Microsoft's Gabe Aul caught most of the Windows testing community flatfooted when he released a new beta build of Windows 10 on Friday afternoon. I've had a chance to play with preview build 10547 over the weekend, and -- unlike TH2 (presumably Threshold 2) build 10532 -- this one actually has discernible new features.
Here's an English translation of the changes Aul notes in his blog post:
- You can now choose between three tiles wide and four tiles wide in groups of tiles on the right of the Start menu. The change also affects tablet mode.

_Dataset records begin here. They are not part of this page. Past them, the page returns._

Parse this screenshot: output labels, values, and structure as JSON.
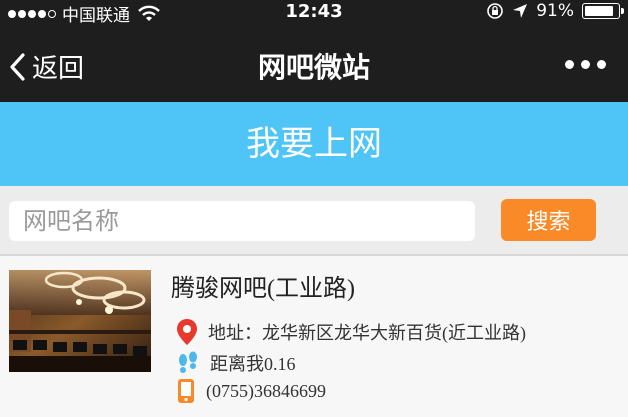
{
  "statusbar": {
    "carrier": "中国联通",
    "time": "12:43",
    "battery": "91%",
    "battery_level": 0.91,
    "signal_bars": 4
  },
  "navbar": {
    "back_label": "返回",
    "title": "网吧微站"
  },
  "banner": {
    "text": "我要上网"
  },
  "search": {
    "placeholder": "网吧名称",
    "button_label": "搜索"
  },
  "listing": {
    "name": "腾骏网吧(工业路)",
    "address": "地址：龙华新区龙华大新百货(近工业路)",
    "distance": "距离我0.16",
    "phone": "(0755)36846699"
  },
  "colors": {
    "bar_bg": "#1e1e1e",
    "banner_bg": "#4fc4f7",
    "button_bg": "#f98a27",
    "pin_red": "#e8392d",
    "foot_blue": "#4fb8ea",
    "phone_orange": "#f98a27"
  },
  "icons": [
    "wifi-icon",
    "lock-rotation-icon",
    "location-arrow-icon",
    "battery-icon",
    "back-chevron-icon",
    "more-icon",
    "map-pin-icon",
    "footprints-icon",
    "phone-icon"
  ]
}
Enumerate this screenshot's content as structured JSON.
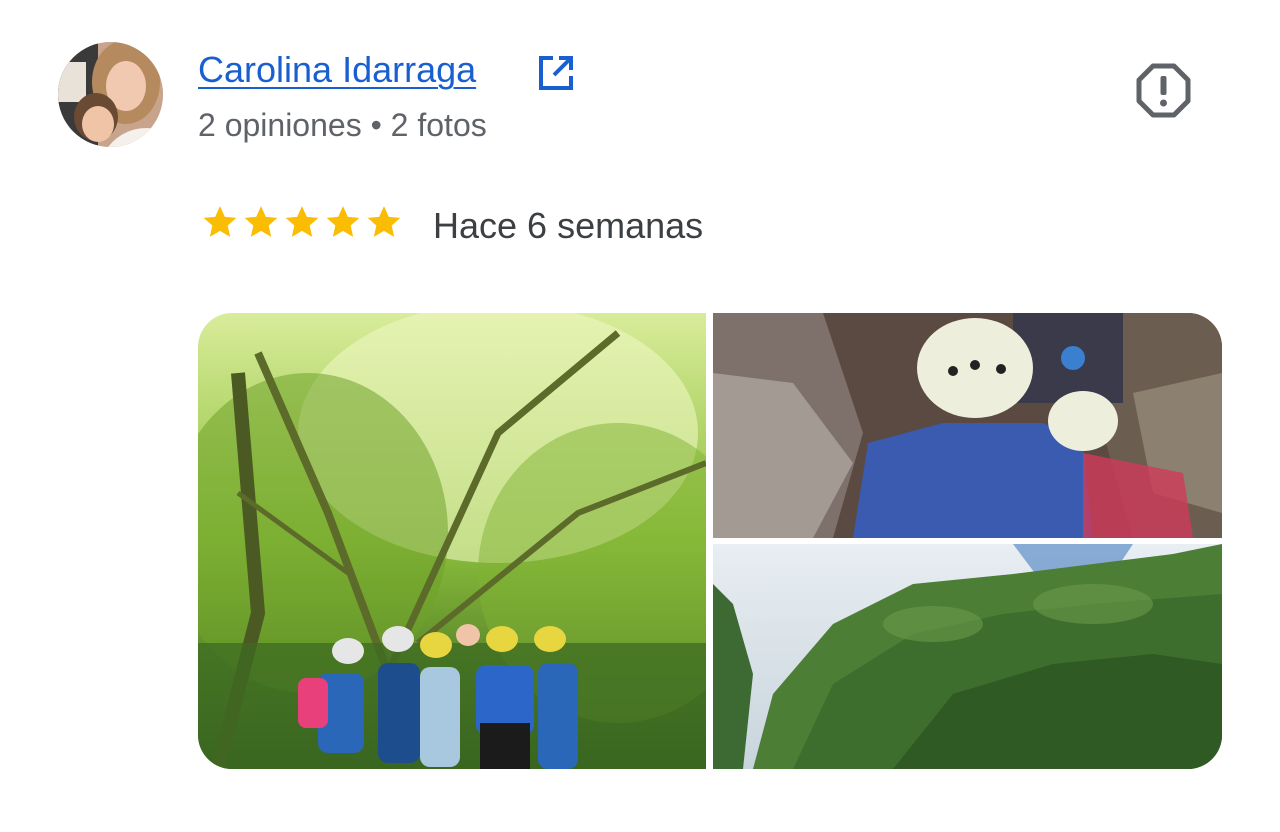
{
  "reviewer": {
    "name": "Carolina Idarraga",
    "avatar_icon": "profile-photo",
    "external_link_icon": "open-in-new-icon"
  },
  "review": {
    "meta": "2 opiniones • 2 fotos",
    "rating": 5,
    "max_rating": 5,
    "date": "Hace 6 semanas",
    "report_icon": "report-icon"
  },
  "photos": [
    {
      "subject": "group with helmets and life vests in green forest"
    },
    {
      "subject": "people with helmets walking through rocky cave"
    },
    {
      "subject": "green forested cliff under blue sky"
    }
  ],
  "colors": {
    "link": "#1a5fd0",
    "meta_text": "#5f6368",
    "star": "#fbbc04",
    "icon_gray": "#5f6368"
  }
}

Click on Start > Settings > Personalization > Start, and move the slider to "Show more tiles." You don't actually see more tiles; the setting merely unlocks a fourth column in the tile groups so taht you can drag tiles over to the right.
- The old bug limiting the All apps list to 512 apps has been bumped up to 2,048.
- Tablet mode has changed to better support snapped apps: When you have two snapped apps, you can directly snap a new app over the top of one of them. Click and drag a new app over the top and it "teeters" the two existing apps to show which slot will get the new app. There are also some improvements to how the text input panel works.
- Apps have been updated. Photos now has a folder view that clearly shows which photos are on your system and which are in OneDrive. And "many other apps such as Groove, Mail and Calendar and Maps have also received updates."
- You can keep your Windows background (formerly wallpaper) from showing up on the lock screen (formerly sign-in screen) by clicking on Start > Settings Personalization > Lock screen, then turn off "Show Windows background picture on the sign-in screen."
- Edge now gives programmers the ability to run audio and video without plug-ins with a technology called Object RTS.
- You can use Cortana with a local account; you're no longer required to use a Microsoft Account.
Here's the part that isn't mentioned in Aul's post.
There are lots of changes to the Microsoft Store and the built-in Windows apps, and they aren't only for beta testers. If you're running Windows 10 of any pedigree, fire up the Store app, click on your picture (to the left of the Search box), and choose Downloads and Updates. Click on the "Check for updates" button. I found new updates for all of my RTM build 10420 and Insider Fast Ring build 10547 PCs.
With build 10547, Windows Spotlight makes a return on Pro systems; it's always been available on Home systems. The Spotlight feature changes your lock screen (sign-in screen) so it shows different pictures chosen by Microsoft, with a new one appearing every 24 hours. You can influence the choice of pictures by clicking the "Love it" or "Not a fan" link in the upper right. As I've written before, Spotlight is yet another advertising opportunity for Windows 10: Look for an ad on your Spotlight-enabled lock screen sooner or later.
Earlier this month (it's hard to pin down the exact time because there aren't any changelogs), Windows Mail gained the ability to show mail sorted by the time it arrived -- in other words, you could turn off "Conversation view." (From inside Windows Mail, click the gear Settings icon, choose Options, and slide off "Show messages arranged by conversation.") As best I can tell, that option is now available in all versions of Windows 10.
Around the time build 10547 was released -- again, it's hard to say exactly when -- the Mail and Calendar apps acquired a new dark theme. From inside Mail, choose the gear Settings icon, then Personalization, and choose Dark Theme. You can also choose a color and background picture.
I've seen reports that Mail has gained a unified inbox -- where one inbox folder contains all of your inbound mail -- but they appear to be mistaken. All I'm seeing is a slightly improved navigation pane on the left that makes it easier to switch accounts. If you can get to a unified inbox, I'd sure like to hear about it -- drop me a note in the Comments.
There are also new settings under Options that let you attach digital signatures to messages and/or encrypt messages automatically or manually using S/MIME. There's a more complete description in this TechNet article.
The dark theme option, new navigation pane, and optional signing/encryption only appear in Mail and Calendar for build 10547; it looks like Microsoft hasn't yet released them for the RTM build 10240 version of Windows 10. You can quickly tell if you have the new version of Mail (17.6216.42271.0) by looking at the Settings list. The old version (17.62087.42001.0) has a Background option. The new version shows Personalization instead.
There's no indication yet as to when Microsoft might roll those new apps out to the unwashed Win10 masses.
Also, lamentably, the official Release Notes for build 10547 haven't been leaked yet.
We're slowly seeing some improvement to Windows 10, particularly in the woefully underpowered built-in Windows apps. If Microsoft really aims to get a new TH2 Windows 10 Update out the door by November -- one that includes everything that should've been in the RTM version -- it still has a long, long way to go.